Land Ownership by Foreigners
I was married to a Thai lady for seven years. We are now separated. We own a house in Phuket, which is in my wife’s name. We also own two rai of land near Rawai beach. I was going to sell the land with the help of my ex fortunately we are still friends but I have been informed that the law is changing and foreigners may own one rai. Is this the case?
Asked on Friday, June 8, 2001 | 06:58 AM
Dennis Lonsdale, Phuket Villa California.

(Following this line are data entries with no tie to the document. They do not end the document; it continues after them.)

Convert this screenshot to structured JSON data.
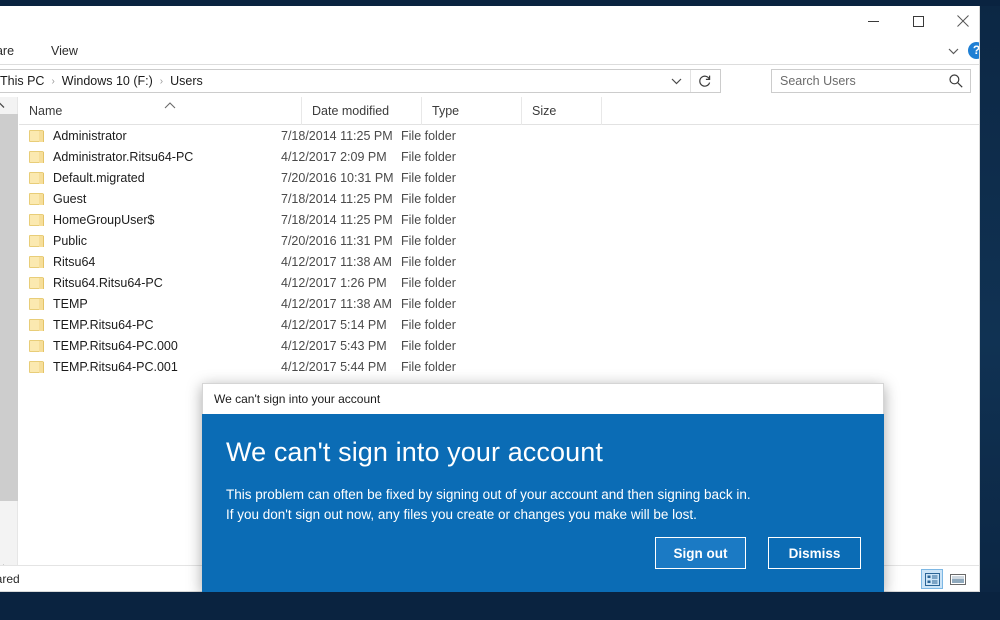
{
  "window": {
    "controls": {
      "minimize": "minimize-button",
      "maximize": "maximize-button",
      "close": "close-button"
    },
    "help_label": "?"
  },
  "ribbon": {
    "tabs": [
      {
        "label": "hare",
        "name": "ribbon-tab-share"
      },
      {
        "label": "View",
        "name": "ribbon-tab-view"
      }
    ]
  },
  "address": {
    "breadcrumb": [
      "This PC",
      "Windows 10 (F:)",
      "Users"
    ],
    "separator": "›"
  },
  "search": {
    "placeholder": "Search Users",
    "value": ""
  },
  "columns": {
    "name": "Name",
    "date_modified": "Date modified",
    "type": "Type",
    "size": "Size",
    "sort_column": "Name",
    "sort_direction": "ascending"
  },
  "files": [
    {
      "name": "Administrator",
      "date": "7/18/2014 11:25 PM",
      "type": "File folder",
      "size": ""
    },
    {
      "name": "Administrator.Ritsu64-PC",
      "date": "4/12/2017 2:09 PM",
      "type": "File folder",
      "size": ""
    },
    {
      "name": "Default.migrated",
      "date": "7/20/2016 10:31 PM",
      "type": "File folder",
      "size": ""
    },
    {
      "name": "Guest",
      "date": "7/18/2014 11:25 PM",
      "type": "File folder",
      "size": ""
    },
    {
      "name": "HomeGroupUser$",
      "date": "7/18/2014 11:25 PM",
      "type": "File folder",
      "size": ""
    },
    {
      "name": "Public",
      "date": "7/20/2016 11:31 PM",
      "type": "File folder",
      "size": ""
    },
    {
      "name": "Ritsu64",
      "date": "4/12/2017 11:38 AM",
      "type": "File folder",
      "size": ""
    },
    {
      "name": "Ritsu64.Ritsu64-PC",
      "date": "4/12/2017 1:26 PM",
      "type": "File folder",
      "size": ""
    },
    {
      "name": "TEMP",
      "date": "4/12/2017 11:38 AM",
      "type": "File folder",
      "size": ""
    },
    {
      "name": "TEMP.Ritsu64-PC",
      "date": "4/12/2017 5:14 PM",
      "type": "File folder",
      "size": ""
    },
    {
      "name": "TEMP.Ritsu64-PC.000",
      "date": "4/12/2017 5:43 PM",
      "type": "File folder",
      "size": ""
    },
    {
      "name": "TEMP.Ritsu64-PC.001",
      "date": "4/12/2017 5:44 PM",
      "type": "File folder",
      "size": ""
    }
  ],
  "status": {
    "text": "hared"
  },
  "view_modes": {
    "details": "details-view-button",
    "large_icons": "large-icons-view-button",
    "selected": "details"
  },
  "dialog": {
    "title": "We can't sign into your account",
    "heading": "We can't sign into your account",
    "message_line1": "This problem can often be fixed by signing out of your account and then signing back in.",
    "message_line2": "If you don't sign out now, any files you create or changes you make will be lost.",
    "primary_button": "Sign out",
    "secondary_button": "Dismiss",
    "accent_color": "#0b6cb5",
    "primary_button_color": "#1b7ac4"
  }
}
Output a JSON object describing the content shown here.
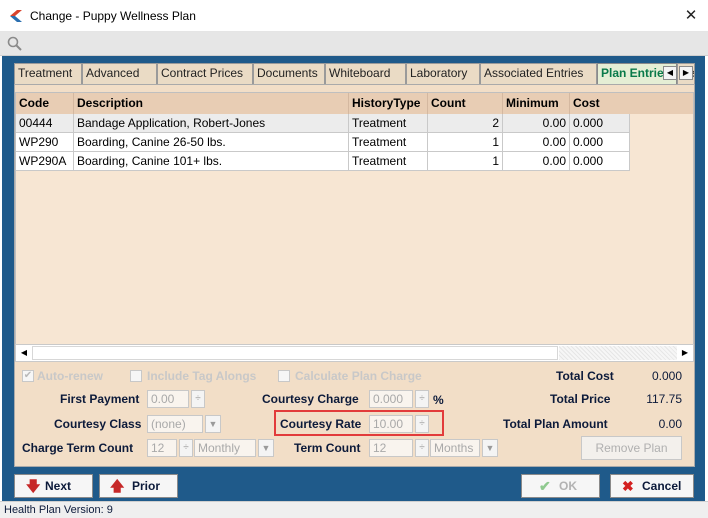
{
  "window": {
    "title": "Change - Puppy Wellness Plan"
  },
  "tabs": [
    {
      "label": "Treatment"
    },
    {
      "label": "Advanced"
    },
    {
      "label": "Contract Prices"
    },
    {
      "label": "Documents"
    },
    {
      "label": "Whiteboard"
    },
    {
      "label": "Laboratory"
    },
    {
      "label": "Associated Entries"
    },
    {
      "label": "Plan Entries",
      "active": true
    },
    {
      "label": "Re"
    }
  ],
  "grid": {
    "columns": [
      "Code",
      "Description",
      "HistoryType",
      "Count",
      "Minimum",
      "Cost"
    ],
    "rows": [
      {
        "code": "00444",
        "description": "Bandage Application, Robert-Jones",
        "history_type": "Treatment",
        "count": "2",
        "minimum": "0.00",
        "cost": "0.000"
      },
      {
        "code": "WP290",
        "description": "Boarding, Canine 26-50 lbs.",
        "history_type": "Treatment",
        "count": "1",
        "minimum": "0.00",
        "cost": "0.000"
      },
      {
        "code": "WP290A",
        "description": "Boarding, Canine 101+ lbs.",
        "history_type": "Treatment",
        "count": "1",
        "minimum": "0.00",
        "cost": "0.000"
      }
    ]
  },
  "options": {
    "auto_renew": {
      "label": "Auto-renew",
      "checked": true
    },
    "include_tag_alongs": {
      "label": "Include Tag Alongs",
      "checked": false
    },
    "calculate_plan_charge": {
      "label": "Calculate Plan Charge",
      "checked": false
    }
  },
  "fields": {
    "first_payment": {
      "label": "First Payment",
      "value": "0.00"
    },
    "courtesy_charge": {
      "label": "Courtesy Charge",
      "value": "0.000",
      "unit": "%"
    },
    "courtesy_class": {
      "label": "Courtesy Class",
      "value": "(none)"
    },
    "courtesy_rate": {
      "label": "Courtesy Rate",
      "value": "10.00"
    },
    "charge_term_count": {
      "label": "Charge Term Count",
      "value": "12",
      "period": "Monthly"
    },
    "term_count": {
      "label": "Term Count",
      "value": "12",
      "period": "Months"
    }
  },
  "totals": {
    "total_cost": {
      "label": "Total Cost",
      "value": "0.000"
    },
    "total_price": {
      "label": "Total Price",
      "value": "117.75"
    },
    "total_plan_amount": {
      "label": "Total Plan Amount",
      "value": "0.00"
    }
  },
  "buttons": {
    "remove_plan": "Remove Plan",
    "next": "Next",
    "prior": "Prior",
    "ok": "OK",
    "cancel": "Cancel"
  },
  "status": {
    "text": "Health Plan Version: 9"
  },
  "colors": {
    "frame": "#1f5a8a",
    "panel": "#f2dec7",
    "active_tab": "#0a7a4a",
    "highlight": "#e23b3b",
    "cancel_icon": "#d32020",
    "arrow_icon": "#c62828",
    "ok_icon": "#8fc98f"
  }
}
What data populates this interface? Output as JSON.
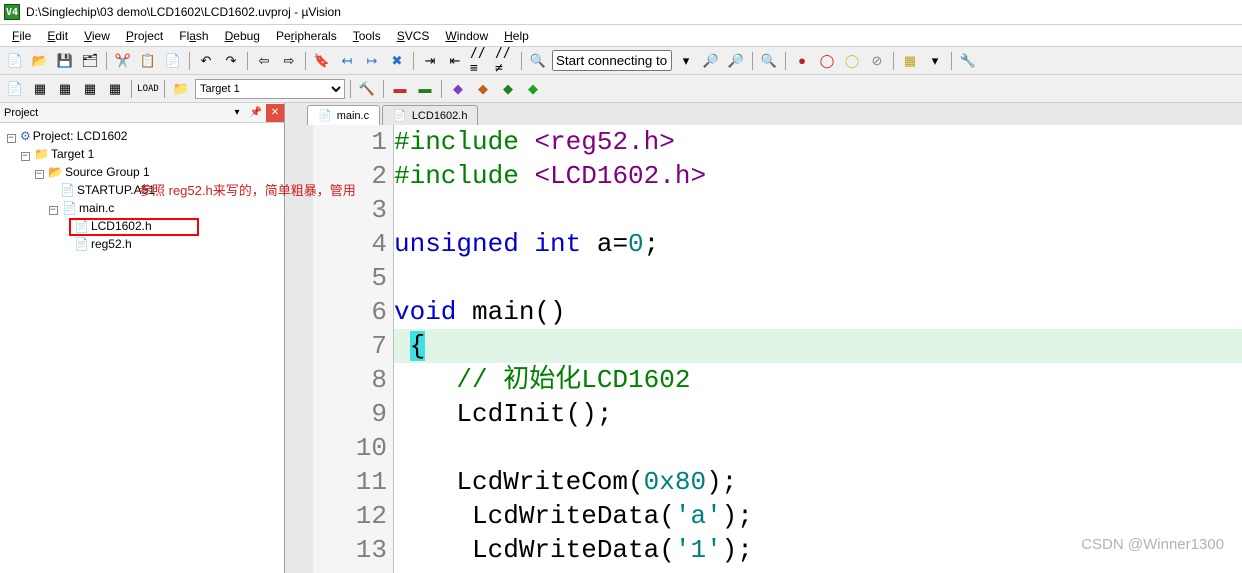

Technically speaking, the law does allow a foreigner to own up to a rai of land. An amendment was made to the Land Code by the government of Chuan Leekpai, allowing foreigners to own land in certain circumstances. That amendment was gazetted on May 18, 1999. However, the ministerial regulations which set out how the amended law will be administered by civil servants have not been issued. Until they are, the amendment cannot be applied, and no foreigner will be able to own land, except under certain special circumstances applying to investors in projects approved by the Board of Investment. The main points of the amendment are as follows: - The foreigner must invest at least 40 million baht in Thailand. He may then acquire one rai of land for residence. The Minister of Interior must approve the purchase. - The 40-million-baht investment must be in a business deemed beneficial to the economics and social wellbeing of Thailand. - The investment must remain in Thailand for at least three years. - The foreigner may own land in the Bangkok Metropolitan area or within the Pattaya city limits, but the amended law is murky when it comes to other parts of Thailand. Clarification will probably have to await the issuing of the ministerial regulations. - If the investor contravenes the rules, he may be ordered to sell the land within a specified period, which will be a minimum of 180 days and a maximum of a year. If the land is unsold at the end of that period, the government has the authority to dispose of it. - If the foreigner buys land but fails to use it for residence within two years of the registration of the acquisition, the government has the authority to dispose of the land. There are ways that foreigners may become part-owners of land, through registered Thai companies. Legally speaking, a Thai company is a “juristic Thai person” and may therefore own land. However, Land Department regulations stipulate that a Thai company, in order to register land ownership, may not have a foreign shareholding of more than 30%. Once the land is registered in the name of the company, however, there is nothing to stop the company from changing its foreign shareholding to as much as 49%, which is the maximum allowed by civil and commercial law for a company to be registered as a Thai company.